Dr. Zabirowicz gave a concise review of the article by Sun et al. Hypotension is a potentially modifiable risk factor for perioperative stroke. This study suggested that MAP may be an important intraoperative target to reduce the incidence of stroke in patients undergoing CPB. It was noted that what is done clinically and surgically is very important. The technique the surgeon uses to treat the aorta affects the incidence of CVA. In addition, placement of the cannula is important. Off-pump vs on-pump was also considered. The importance of having the anesthesiologist follow-up these patients through the post-op period. We discussed what is done for a neurological event at SB. We consider it important to waken the patient 30 min after surgery rather than keep the patient intubated.
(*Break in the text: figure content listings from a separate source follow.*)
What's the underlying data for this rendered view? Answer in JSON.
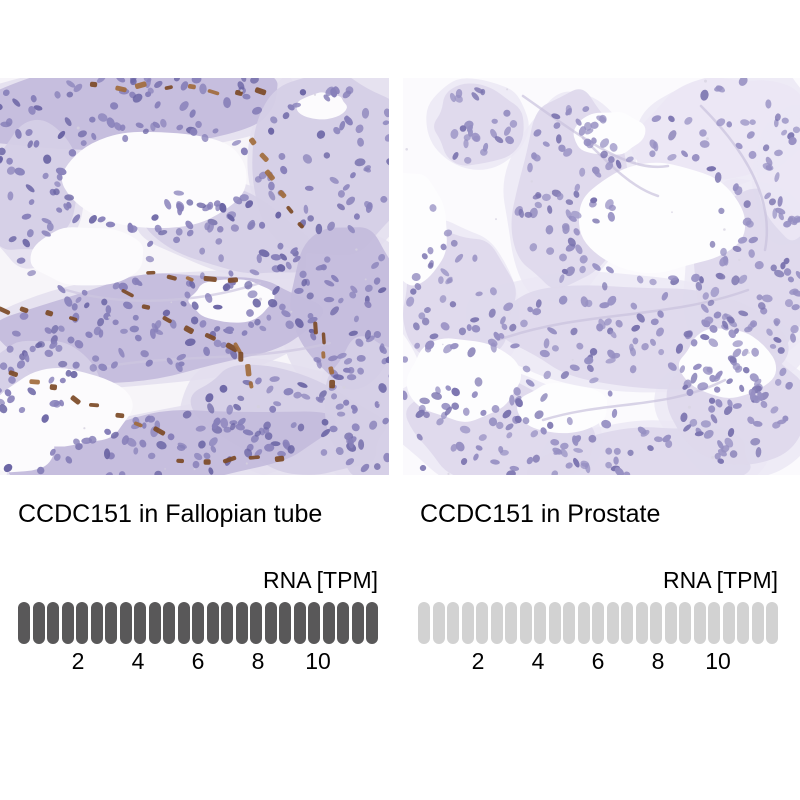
{
  "figure": {
    "background_color": "#ffffff",
    "text_color": "#000000",
    "panels": [
      {
        "id": "fallopian-tube",
        "title": "CCDC151 in Fallopian tube",
        "rna_unit_label": "RNA [TPM]",
        "image_description": "IHC micrograph of fallopian tube: purple-stained folded epithelium with white lumens and brown DAB staining along apical cell borders",
        "scale": {
          "pill_count": 25,
          "pill_color": "#595859",
          "tick_values": [
            2,
            4,
            6,
            8,
            10
          ]
        }
      },
      {
        "id": "prostate",
        "title": "CCDC151 in Prostate",
        "rna_unit_label": "RNA [TPM]",
        "image_description": "IHC micrograph of prostate: pale lavender glandular tissue with white gland lumens and no brown staining",
        "scale": {
          "pill_count": 25,
          "pill_color": "#d2d2d2",
          "tick_values": [
            2,
            4,
            6,
            8,
            10
          ]
        }
      }
    ]
  },
  "chart_data": [
    {
      "type": "bar",
      "title": "CCDC151 in Fallopian tube",
      "axis_label": "RNA [TPM]",
      "tick_labels": [
        2,
        4,
        6,
        8,
        10
      ],
      "axis_range": [
        0,
        12.5
      ],
      "units_per_pill": 0.5,
      "pill_count": 25,
      "filled_pill_count": 25,
      "pill_color": "#595859",
      "orientation": "horizontal",
      "grid": false,
      "legend_position": "none"
    },
    {
      "type": "bar",
      "title": "CCDC151 in Prostate",
      "axis_label": "RNA [TPM]",
      "tick_labels": [
        2,
        4,
        6,
        8,
        10
      ],
      "axis_range": [
        0,
        12.5
      ],
      "units_per_pill": 0.5,
      "pill_count": 25,
      "filled_pill_count": 0,
      "pill_color": "#d2d2d2",
      "orientation": "horizontal",
      "grid": false,
      "legend_position": "none"
    }
  ],
  "palette": {
    "micrograph": {
      "left": {
        "background": "#f7f5f9",
        "lumen": "#fcfbfd",
        "tissue_light": "#e3deee",
        "tissue": "#d5cfe6",
        "tissue_dense": "#c4bcdc",
        "nucleus": "#8780b9",
        "nucleus_dark": "#6a64a4",
        "wisp": "#cdc6e0",
        "dust": "#d4d1de",
        "dab_brown": "#7c4a26",
        "dab_brown_light": "#a16b3c"
      },
      "right": {
        "background": "#fbfafd",
        "lumen": "#fdfdfe",
        "tissue_light": "#ebe7f4",
        "tissue": "#ded9ec",
        "tissue_dense": "#cfc8e2",
        "nucleus": "#968fc2",
        "nucleus_dark": "#7b74af",
        "wisp": "#c9c2dd",
        "dust": "#d8d5e2"
      }
    }
  }
}
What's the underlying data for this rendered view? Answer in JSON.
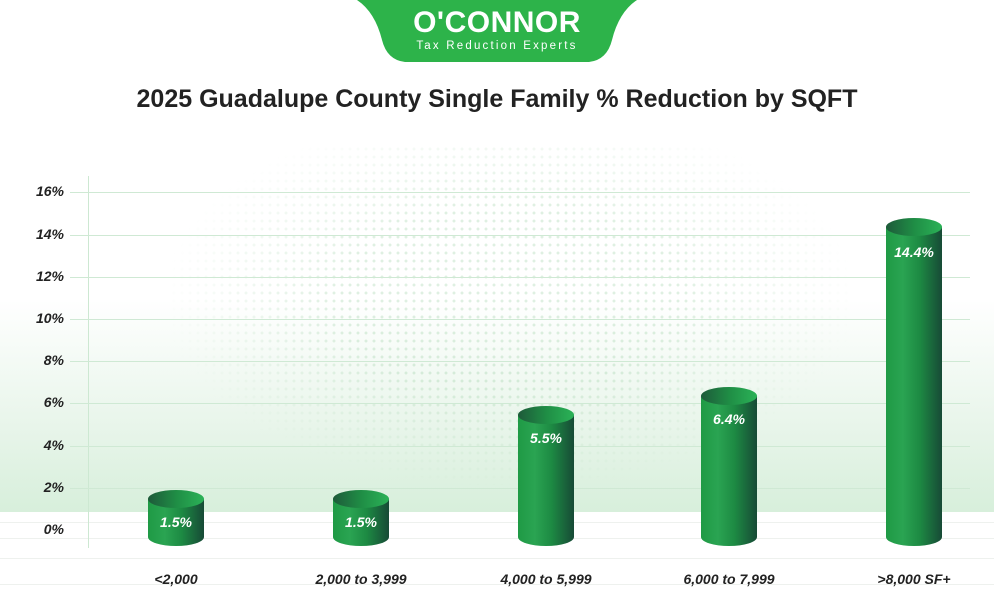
{
  "logo": {
    "name": "O'CONNOR",
    "tagline": "Tax Reduction Experts",
    "color": "#2db34a"
  },
  "title": "2025 Guadalupe County Single Family % Reduction by SQFT",
  "y_ticks": [
    "16%",
    "14%",
    "12%",
    "10%",
    "8%",
    "6%",
    "4%",
    "2%",
    "0%"
  ],
  "bars": [
    {
      "category": "<2,000",
      "label": "1.5%"
    },
    {
      "category": "2,000 to 3,999",
      "label": "1.5%"
    },
    {
      "category": "4,000 to 5,999",
      "label": "5.5%"
    },
    {
      "category": "6,000 to 7,999",
      "label": "6.4%"
    },
    {
      "category": ">8,000 SF+",
      "label": "14.4%"
    }
  ],
  "colors": {
    "bar_light": "#2aa452",
    "bar_dark": "#174a36",
    "grid": "#cfe9d4",
    "text": "#222222"
  },
  "chart_data": {
    "type": "bar",
    "title": "2025 Guadalupe County Single Family % Reduction by SQFT",
    "categories": [
      "<2,000",
      "2,000 to 3,999",
      "4,000 to 5,999",
      "6,000 to 7,999",
      ">8,000 SF+"
    ],
    "values": [
      1.5,
      1.5,
      5.5,
      6.4,
      14.4
    ],
    "value_labels": [
      "1.5%",
      "1.5%",
      "5.5%",
      "6.4%",
      "14.4%"
    ],
    "xlabel": "",
    "ylabel": "",
    "ylim": [
      0,
      16
    ],
    "y_tick_step": 2,
    "y_tick_format": "percent",
    "grid": true,
    "legend": null,
    "style": "3D cylinders"
  }
}
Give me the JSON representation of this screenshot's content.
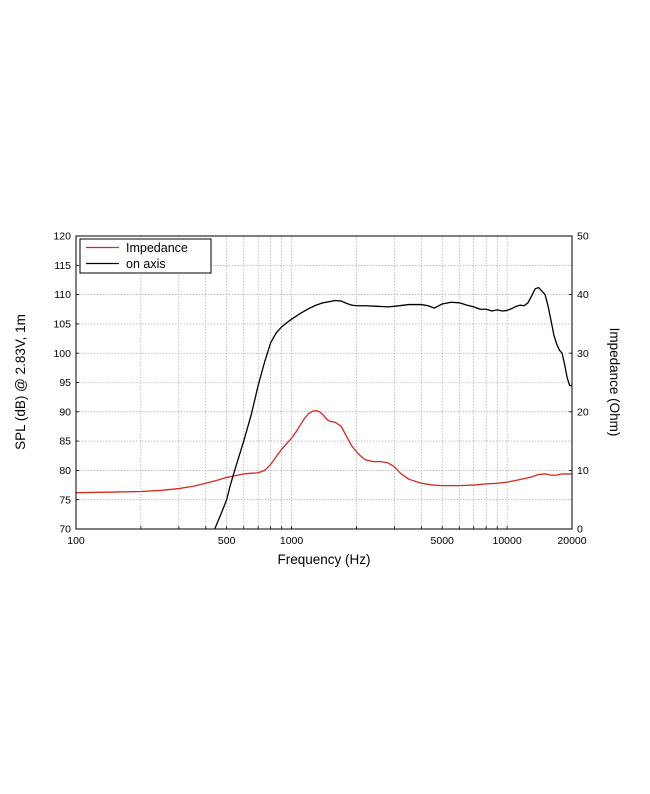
{
  "chart_data": {
    "type": "line",
    "xlabel": "Frequency (Hz)",
    "ylabel_left": "SPL (dB) @ 2.83V, 1m",
    "ylabel_right": "Impedance (Ohm)",
    "x_scale": "log",
    "xlim": [
      100,
      20000
    ],
    "ylim_left": [
      70,
      120
    ],
    "ylim_right": [
      0,
      50
    ],
    "x_tick_labels": [
      {
        "value": 100,
        "label": "100"
      },
      {
        "value": 500,
        "label": "500"
      },
      {
        "value": 1000,
        "label": "1000"
      },
      {
        "value": 5000,
        "label": "5000"
      },
      {
        "value": 10000,
        "label": "10000"
      },
      {
        "value": 20000,
        "label": "20000"
      }
    ],
    "y_left_ticks": [
      70,
      75,
      80,
      85,
      90,
      95,
      100,
      105,
      110,
      115,
      120
    ],
    "y_right_ticks": [
      0,
      10,
      20,
      30,
      40,
      50
    ],
    "grid": true,
    "legend_position": "top-left",
    "series": [
      {
        "name": "Impedance",
        "axis": "right",
        "color": "#d42a1e",
        "x": [
          100,
          150,
          200,
          250,
          300,
          350,
          400,
          450,
          500,
          550,
          600,
          650,
          700,
          750,
          800,
          850,
          900,
          950,
          1000,
          1050,
          1100,
          1150,
          1200,
          1250,
          1300,
          1350,
          1400,
          1450,
          1500,
          1600,
          1700,
          1800,
          1900,
          2000,
          2100,
          2200,
          2400,
          2600,
          2800,
          3000,
          3200,
          3500,
          4000,
          4500,
          5000,
          6000,
          7000,
          8000,
          9000,
          10000,
          11000,
          12000,
          13000,
          14000,
          15000,
          16000,
          17000,
          18000,
          19000,
          20000
        ],
        "y": [
          6.2,
          6.3,
          6.4,
          6.6,
          6.9,
          7.3,
          7.8,
          8.3,
          8.8,
          9.1,
          9.4,
          9.5,
          9.6,
          10.0,
          11.0,
          12.4,
          13.6,
          14.6,
          15.5,
          16.6,
          17.8,
          18.9,
          19.7,
          20.1,
          20.2,
          20.0,
          19.5,
          18.8,
          18.4,
          18.2,
          17.5,
          15.8,
          14.2,
          13.2,
          12.4,
          11.8,
          11.5,
          11.5,
          11.3,
          10.6,
          9.5,
          8.5,
          7.8,
          7.5,
          7.4,
          7.4,
          7.5,
          7.7,
          7.8,
          8.0,
          8.3,
          8.6,
          8.9,
          9.3,
          9.4,
          9.2,
          9.2,
          9.4,
          9.4,
          9.4
        ]
      },
      {
        "name": "on axis",
        "axis": "left",
        "color": "#000000",
        "x": [
          440,
          470,
          500,
          520,
          550,
          600,
          650,
          700,
          750,
          800,
          850,
          900,
          950,
          1000,
          1100,
          1200,
          1300,
          1400,
          1500,
          1600,
          1700,
          1800,
          1900,
          2000,
          2200,
          2500,
          2800,
          3000,
          3500,
          4000,
          4300,
          4600,
          5000,
          5500,
          6000,
          6500,
          7000,
          7500,
          8000,
          8500,
          9000,
          9500,
          10000,
          10500,
          11000,
          11500,
          12000,
          12500,
          13000,
          13500,
          14000,
          14500,
          15000,
          15500,
          16000,
          16500,
          17000,
          17500,
          18000,
          18500,
          19000,
          19500,
          20000
        ],
        "y": [
          70,
          72.5,
          75,
          77.5,
          80.5,
          85,
          89.5,
          94.5,
          98.5,
          101.8,
          103.5,
          104.5,
          105.2,
          105.8,
          106.8,
          107.6,
          108.2,
          108.6,
          108.8,
          109.0,
          108.9,
          108.5,
          108.2,
          108.1,
          108.1,
          108.0,
          107.9,
          108.0,
          108.3,
          108.3,
          108.1,
          107.7,
          108.4,
          108.7,
          108.6,
          108.2,
          107.9,
          107.5,
          107.5,
          107.2,
          107.4,
          107.2,
          107.3,
          107.6,
          108.0,
          108.2,
          108.1,
          108.6,
          109.8,
          111.0,
          111.2,
          110.6,
          110.0,
          108.0,
          105.5,
          103.0,
          101.5,
          100.5,
          100.0,
          98.0,
          95.8,
          94.5,
          94.4
        ]
      }
    ]
  }
}
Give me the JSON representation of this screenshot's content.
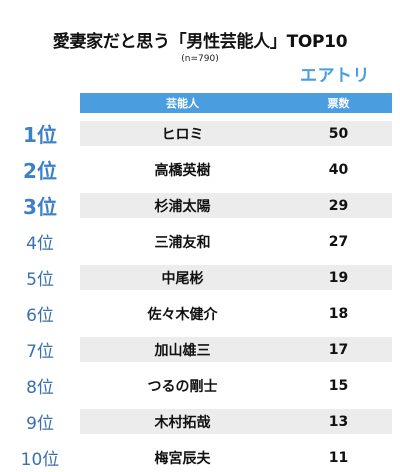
{
  "title": "愛妻家だと思う「男性芸能人」TOP10",
  "sample": "(n=790)",
  "logo": "エアトリ",
  "header": {
    "name": "芸能人",
    "votes": "票数"
  },
  "chart_data": {
    "type": "table",
    "title": "愛妻家だと思う「男性芸能人」TOP10",
    "columns": [
      "芸能人",
      "票数"
    ],
    "rows": [
      {
        "rank": "1位",
        "name": "ヒロミ",
        "votes": 50
      },
      {
        "rank": "2位",
        "name": "高橋英樹",
        "votes": 40
      },
      {
        "rank": "3位",
        "name": "杉浦太陽",
        "votes": 29
      },
      {
        "rank": "4位",
        "name": "三浦友和",
        "votes": 27
      },
      {
        "rank": "5位",
        "name": "中尾彬",
        "votes": 19
      },
      {
        "rank": "6位",
        "name": "佐々木健介",
        "votes": 18
      },
      {
        "rank": "7位",
        "name": "加山雄三",
        "votes": 17
      },
      {
        "rank": "8位",
        "name": "つるの剛士",
        "votes": 15
      },
      {
        "rank": "9位",
        "name": "木村拓哉",
        "votes": 13
      },
      {
        "rank": "10位",
        "name": "梅宮辰夫",
        "votes": 11
      }
    ]
  }
}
This way, if a neurological event is detected, the patient can be sent for a CT and get follow-up care with IR. This should provide the patient with a better postoperative course and less morbidity related to the neurological event. We had a great discussion about the how, in the past, CPB surgery was combined with CEA. It is actually not advantageous to repair both at the same time. The choice of which to do first other depends on how the patient presents.